Claim 2: Deborah Kitelinger of Kitelinger CPAs discovered she had an accountant who prepared a 2017 tax return and neglected to notify the state of California; the taxpayer (client) made a demand for interest. Kitelinger called her (professional liability) insurance company to see if the expense would be covered and if whether the claim would raise the premium on her policy. But this was after she settled the matter with the client. Kitelinger’s client was previously audited for tax years 2011 and 2012, and Kitelinger assisted the client with their audit, which was resolved in 2017. Although the matter was settled, Kitelinger failed to notify the Franchise Tax Board (FTB) within six months of the IRS’s conclusion in U.S. Tax Court. As a result, in April of 2022, the FTB assessed penalties and interest and the client asserted that Kitelinger should be responsible for the interest accrued for not informing the FTB of the Tax Court decision. Kitelinger negotiated with the client and agreed to pay one half of the interest for the tax years 2017-2022 – in the amount of $5,300. Kitelinger paid the negotiated amount and faxed the supporting documentation to her (professional liability) insurance carrier in support of her claim. The claim was reported in a timely manner but coverage for the claim was denied.

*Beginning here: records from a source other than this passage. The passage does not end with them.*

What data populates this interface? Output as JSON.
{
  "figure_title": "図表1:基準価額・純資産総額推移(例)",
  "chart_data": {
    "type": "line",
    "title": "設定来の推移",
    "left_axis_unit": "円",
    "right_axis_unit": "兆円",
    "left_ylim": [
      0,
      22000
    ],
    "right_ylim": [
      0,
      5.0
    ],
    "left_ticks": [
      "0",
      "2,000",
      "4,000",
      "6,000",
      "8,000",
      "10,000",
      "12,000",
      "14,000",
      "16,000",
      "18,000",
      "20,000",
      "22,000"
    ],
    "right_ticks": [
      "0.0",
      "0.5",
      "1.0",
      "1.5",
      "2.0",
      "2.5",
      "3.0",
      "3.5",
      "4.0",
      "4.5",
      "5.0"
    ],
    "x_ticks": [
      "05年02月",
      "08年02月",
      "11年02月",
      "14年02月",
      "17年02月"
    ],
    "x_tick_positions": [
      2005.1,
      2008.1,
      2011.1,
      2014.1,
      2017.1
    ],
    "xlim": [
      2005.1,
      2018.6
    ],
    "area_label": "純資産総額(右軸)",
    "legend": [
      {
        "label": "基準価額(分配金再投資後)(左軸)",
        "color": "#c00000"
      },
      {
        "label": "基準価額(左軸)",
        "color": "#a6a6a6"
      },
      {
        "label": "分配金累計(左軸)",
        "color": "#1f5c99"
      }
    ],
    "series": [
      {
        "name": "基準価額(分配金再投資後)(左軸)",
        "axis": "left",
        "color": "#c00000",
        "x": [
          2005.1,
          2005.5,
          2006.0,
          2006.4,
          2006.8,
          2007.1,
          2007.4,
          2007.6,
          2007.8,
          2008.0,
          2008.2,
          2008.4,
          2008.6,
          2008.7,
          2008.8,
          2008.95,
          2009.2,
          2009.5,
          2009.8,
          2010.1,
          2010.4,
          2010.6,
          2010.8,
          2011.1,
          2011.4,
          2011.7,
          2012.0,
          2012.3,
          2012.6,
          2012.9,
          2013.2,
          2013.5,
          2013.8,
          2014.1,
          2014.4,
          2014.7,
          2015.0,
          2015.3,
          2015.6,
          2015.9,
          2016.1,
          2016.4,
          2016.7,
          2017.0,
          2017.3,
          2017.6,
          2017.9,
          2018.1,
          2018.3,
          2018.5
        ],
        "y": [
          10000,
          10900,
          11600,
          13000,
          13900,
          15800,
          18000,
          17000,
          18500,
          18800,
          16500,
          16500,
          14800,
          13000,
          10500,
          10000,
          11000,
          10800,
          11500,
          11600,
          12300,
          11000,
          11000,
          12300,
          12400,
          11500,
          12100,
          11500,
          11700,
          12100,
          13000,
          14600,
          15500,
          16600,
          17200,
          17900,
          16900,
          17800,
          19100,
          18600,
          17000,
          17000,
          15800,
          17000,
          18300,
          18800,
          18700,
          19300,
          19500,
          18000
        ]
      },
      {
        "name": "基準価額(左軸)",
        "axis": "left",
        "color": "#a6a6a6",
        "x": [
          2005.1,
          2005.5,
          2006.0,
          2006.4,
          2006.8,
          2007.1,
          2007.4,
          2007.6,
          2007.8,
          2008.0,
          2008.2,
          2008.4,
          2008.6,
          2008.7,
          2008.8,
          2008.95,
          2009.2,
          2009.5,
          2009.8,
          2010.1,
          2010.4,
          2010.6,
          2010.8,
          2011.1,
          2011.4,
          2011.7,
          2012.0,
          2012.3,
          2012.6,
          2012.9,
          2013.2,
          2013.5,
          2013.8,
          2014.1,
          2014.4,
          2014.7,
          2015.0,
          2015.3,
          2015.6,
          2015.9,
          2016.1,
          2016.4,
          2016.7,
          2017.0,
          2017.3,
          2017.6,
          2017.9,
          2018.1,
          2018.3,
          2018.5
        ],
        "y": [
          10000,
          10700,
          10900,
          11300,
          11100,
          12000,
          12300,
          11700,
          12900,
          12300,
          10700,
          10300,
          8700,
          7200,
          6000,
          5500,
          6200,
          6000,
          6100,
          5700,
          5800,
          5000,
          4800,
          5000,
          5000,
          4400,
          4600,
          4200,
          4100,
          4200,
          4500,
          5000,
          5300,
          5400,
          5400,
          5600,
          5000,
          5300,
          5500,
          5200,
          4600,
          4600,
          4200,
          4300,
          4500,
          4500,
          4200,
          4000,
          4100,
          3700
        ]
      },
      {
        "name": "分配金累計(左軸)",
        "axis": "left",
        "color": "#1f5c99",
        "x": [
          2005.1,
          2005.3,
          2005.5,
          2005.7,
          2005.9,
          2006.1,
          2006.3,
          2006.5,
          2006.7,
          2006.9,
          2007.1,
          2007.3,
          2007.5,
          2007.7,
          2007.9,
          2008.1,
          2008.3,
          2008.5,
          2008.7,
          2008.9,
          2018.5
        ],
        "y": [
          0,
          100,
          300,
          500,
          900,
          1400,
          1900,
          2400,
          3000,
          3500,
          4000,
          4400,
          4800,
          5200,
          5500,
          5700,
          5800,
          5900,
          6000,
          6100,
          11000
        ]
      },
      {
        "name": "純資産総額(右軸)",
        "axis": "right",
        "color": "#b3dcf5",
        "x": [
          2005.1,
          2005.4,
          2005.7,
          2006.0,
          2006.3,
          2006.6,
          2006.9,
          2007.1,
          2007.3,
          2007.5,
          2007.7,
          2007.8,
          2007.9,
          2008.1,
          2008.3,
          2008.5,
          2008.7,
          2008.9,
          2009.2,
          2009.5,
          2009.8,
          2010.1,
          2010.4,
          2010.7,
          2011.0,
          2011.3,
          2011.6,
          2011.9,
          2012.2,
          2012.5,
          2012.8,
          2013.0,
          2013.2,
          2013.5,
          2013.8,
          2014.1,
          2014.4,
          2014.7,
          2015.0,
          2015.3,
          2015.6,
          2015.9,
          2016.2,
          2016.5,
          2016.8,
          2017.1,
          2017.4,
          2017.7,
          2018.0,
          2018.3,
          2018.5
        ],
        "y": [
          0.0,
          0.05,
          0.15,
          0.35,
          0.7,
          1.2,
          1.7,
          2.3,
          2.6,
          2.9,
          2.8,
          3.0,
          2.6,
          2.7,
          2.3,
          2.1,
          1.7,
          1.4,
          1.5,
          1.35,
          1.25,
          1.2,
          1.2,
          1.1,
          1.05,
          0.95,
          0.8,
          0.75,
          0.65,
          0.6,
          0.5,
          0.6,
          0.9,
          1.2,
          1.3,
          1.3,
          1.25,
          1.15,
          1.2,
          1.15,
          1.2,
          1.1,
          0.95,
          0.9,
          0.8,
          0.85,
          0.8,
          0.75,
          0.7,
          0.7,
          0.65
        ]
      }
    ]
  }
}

Select the answer that is the correct response.
Why were both claims denied?
a. Because they involved tax return interest, which would not be covered in their policy.
b. Both policyholders settled the claim on their own before contacting their insurance provider.
c. They didn’t submit the proper documentation.
d. All of the above.
What is a misconception with these claim circumstances?
a. Insurance will cover/reimburse me for the expense once I contact them; it shouldn’t matter that I make a voluntary payment.
b. Insurance won’t fully cover the expense.
c. Going through insurance first takes too long to receive payment.
d. All of the above.
1. b. There is no benefit to the policyholder settling the matter on their own (admitting liability, assuming damages and making a voluntary payment) and then contacting CAMICO. Policyholders should not act without first receiving guidance from a risk advisor with CAMICO. If a policyholder chooses to pay it on their own, there is no possibility for coverage per policy terms.
2. d. Policyholders must contact CAMICO first so that the claim is reported and can be assessed; payments aren’t issued without a signed release. Be knowledgeable about your professional liability insurance policy and its terms, just like you would with your auto policy or any other insurance plan. Contact CAMICO and we will take our time working through the situation with you. We make sure our claims process is efficient and settled in a timely manner so that there aren’t delays with payment. Depending on the details of the claim, some expenses are fully covered.
“Claim Chronicles” are drawn from CAMICO claims files and illustrate some of the pitfalls in the accounting profession. All names have been changed.